Homeless for the holidays

NT: What is it about parks and homeless people, anyway?

Brewer: Everything else is private property. Even if you hang out in an alleyway, neighbors call the cops and they can run you in for loitering. A lot of these people sleep during the daytime because there's no safe place for them to sleep at night. A lot of them have mental illnesses, they're antisocial, they don't want to go to a shelter, they have drug and alcohol habits that don't allow them to participate in the shelter experience, as they say.

NT: You choose not to participate in the shelter experience yourself.

Kurt Brewer, relaxing at home.
Emily Piraino
Kurt Brewer, relaxing at home.

Brewer: Yeah. Last winter I was kicked out of two different shelters. I'm kind of proud of that. It would be nice if there were more cheap flophouse hotels, but the health department shuts them all down. [At the shelters] they all sleep in one room the size of a basketball court. I can't sleep in a room that large with that many people. They burp, they fart, they snore, they talk in their sleep, their feet stink. It's not doable.

NT: So the shelters aren't always a solution to the problem.

Brewer: You're not a human being to them, you're just a number that they use to get their funding. They don't care about people.

NT: Why do you think the city council cares where you sleep?

Brewer: They have to answer to the citizens, the voters and taxpayers. Homeless people don't vote or pay taxes, so we don't count as far as they're concerned.

NT: Does it seem that the city council should be maybe looking out for your welfare, instead of chasing you away?

Brewer: That's a nice thought. But there are some homeless people that nothing can be done for. They're just too crazy or too antisocial or too hopped up on alcohol or drugs to participate in any type of program to aid homeless people.

NT: Where will you go if this thing passes and they run you off?
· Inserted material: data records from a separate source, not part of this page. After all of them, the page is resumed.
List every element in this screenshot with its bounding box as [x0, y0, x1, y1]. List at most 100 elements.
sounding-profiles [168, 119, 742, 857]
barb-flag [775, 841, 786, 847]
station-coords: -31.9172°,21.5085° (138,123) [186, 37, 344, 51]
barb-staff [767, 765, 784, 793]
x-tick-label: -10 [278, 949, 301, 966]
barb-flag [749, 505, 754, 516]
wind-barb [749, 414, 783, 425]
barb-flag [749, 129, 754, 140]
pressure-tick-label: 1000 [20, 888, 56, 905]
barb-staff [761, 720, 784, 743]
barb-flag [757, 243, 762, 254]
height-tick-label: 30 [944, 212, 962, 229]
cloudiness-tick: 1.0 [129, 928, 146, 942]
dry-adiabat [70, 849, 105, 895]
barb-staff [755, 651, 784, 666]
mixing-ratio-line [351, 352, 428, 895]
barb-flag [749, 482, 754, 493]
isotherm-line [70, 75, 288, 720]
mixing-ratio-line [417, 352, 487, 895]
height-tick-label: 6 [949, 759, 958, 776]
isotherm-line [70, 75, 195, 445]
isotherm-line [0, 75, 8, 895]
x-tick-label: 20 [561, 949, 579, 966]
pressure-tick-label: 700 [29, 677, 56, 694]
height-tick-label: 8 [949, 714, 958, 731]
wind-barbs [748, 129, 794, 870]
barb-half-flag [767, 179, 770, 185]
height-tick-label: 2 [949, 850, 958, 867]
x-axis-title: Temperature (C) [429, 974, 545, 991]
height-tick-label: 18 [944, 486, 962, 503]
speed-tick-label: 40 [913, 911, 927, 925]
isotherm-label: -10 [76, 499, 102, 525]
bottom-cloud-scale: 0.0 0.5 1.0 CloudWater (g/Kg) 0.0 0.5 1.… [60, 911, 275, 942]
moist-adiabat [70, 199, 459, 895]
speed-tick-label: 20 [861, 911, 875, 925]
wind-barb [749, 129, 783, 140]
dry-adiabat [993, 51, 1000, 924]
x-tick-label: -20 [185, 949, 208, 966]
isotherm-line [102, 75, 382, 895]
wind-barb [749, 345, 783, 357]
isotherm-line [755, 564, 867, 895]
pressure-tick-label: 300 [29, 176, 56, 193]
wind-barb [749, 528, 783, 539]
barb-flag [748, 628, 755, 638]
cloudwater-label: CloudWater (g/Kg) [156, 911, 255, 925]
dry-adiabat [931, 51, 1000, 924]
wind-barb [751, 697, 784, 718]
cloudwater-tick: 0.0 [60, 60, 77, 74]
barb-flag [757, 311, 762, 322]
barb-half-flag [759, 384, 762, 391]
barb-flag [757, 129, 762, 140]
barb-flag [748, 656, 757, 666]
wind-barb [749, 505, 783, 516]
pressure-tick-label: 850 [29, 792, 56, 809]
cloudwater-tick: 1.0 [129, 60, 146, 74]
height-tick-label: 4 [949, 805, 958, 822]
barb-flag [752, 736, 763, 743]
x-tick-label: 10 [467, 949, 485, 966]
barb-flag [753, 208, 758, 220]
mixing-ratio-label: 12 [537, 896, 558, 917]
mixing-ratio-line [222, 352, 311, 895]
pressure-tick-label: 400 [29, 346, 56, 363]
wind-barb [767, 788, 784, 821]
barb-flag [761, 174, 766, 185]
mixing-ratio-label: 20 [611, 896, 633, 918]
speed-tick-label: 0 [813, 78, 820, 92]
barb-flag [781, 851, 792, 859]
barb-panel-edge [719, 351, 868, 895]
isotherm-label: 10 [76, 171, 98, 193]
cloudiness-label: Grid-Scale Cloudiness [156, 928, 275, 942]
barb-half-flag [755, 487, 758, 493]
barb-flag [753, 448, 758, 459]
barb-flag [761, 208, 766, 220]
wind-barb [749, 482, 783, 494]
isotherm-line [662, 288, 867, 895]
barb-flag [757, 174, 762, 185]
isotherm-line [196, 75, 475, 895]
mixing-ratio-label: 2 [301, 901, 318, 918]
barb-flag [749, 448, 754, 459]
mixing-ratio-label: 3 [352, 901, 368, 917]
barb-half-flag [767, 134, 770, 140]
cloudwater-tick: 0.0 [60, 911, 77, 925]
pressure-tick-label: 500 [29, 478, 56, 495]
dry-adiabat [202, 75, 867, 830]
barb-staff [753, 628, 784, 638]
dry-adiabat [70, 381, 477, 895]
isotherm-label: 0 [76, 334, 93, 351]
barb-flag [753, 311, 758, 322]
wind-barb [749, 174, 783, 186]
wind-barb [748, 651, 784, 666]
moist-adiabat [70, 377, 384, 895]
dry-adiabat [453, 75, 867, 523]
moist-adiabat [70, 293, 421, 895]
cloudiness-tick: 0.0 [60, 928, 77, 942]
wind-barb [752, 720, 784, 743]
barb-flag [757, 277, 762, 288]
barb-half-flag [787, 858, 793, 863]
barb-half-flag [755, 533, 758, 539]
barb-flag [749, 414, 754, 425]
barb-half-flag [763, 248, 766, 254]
Brewer: I'll go look for some patch of public ground where they're not gonna find me. I spent most of the summer sleeping in the bushes over by the freeway. There's always a nice breeze there, and you can wear earplugs so the traffic noise doesn't bother you.

NT: There are no day-sleeper ordinances in Avondale. You could move there.

Brewer: Nah. I'm a downtown kind of guy. They have all the services for homeless people down here. I just ate lunch at St. Vincent de Paul about an hour ago. You can get two free meals a day in this neighborhood.

NT: It can't be safe, sleeping in the park.

Brewer: Well, I'm a convicted felon, so I can't carry weapons. I don't have any troubles with anybody; I guess I look scary enough that most people don't bother me.

NT: So you're okay out here.

Brewer: Yeah. When they're not talking about ordinances to run everyone out of the park, they make it easy to be a homeless street bum here in central Phoenix. You can get almost all of your meals for free, and just about everything you want from the churches and other agencies. Which is fine with me. I don't like paying bills. I like spending my money on food and drink and bus tickets.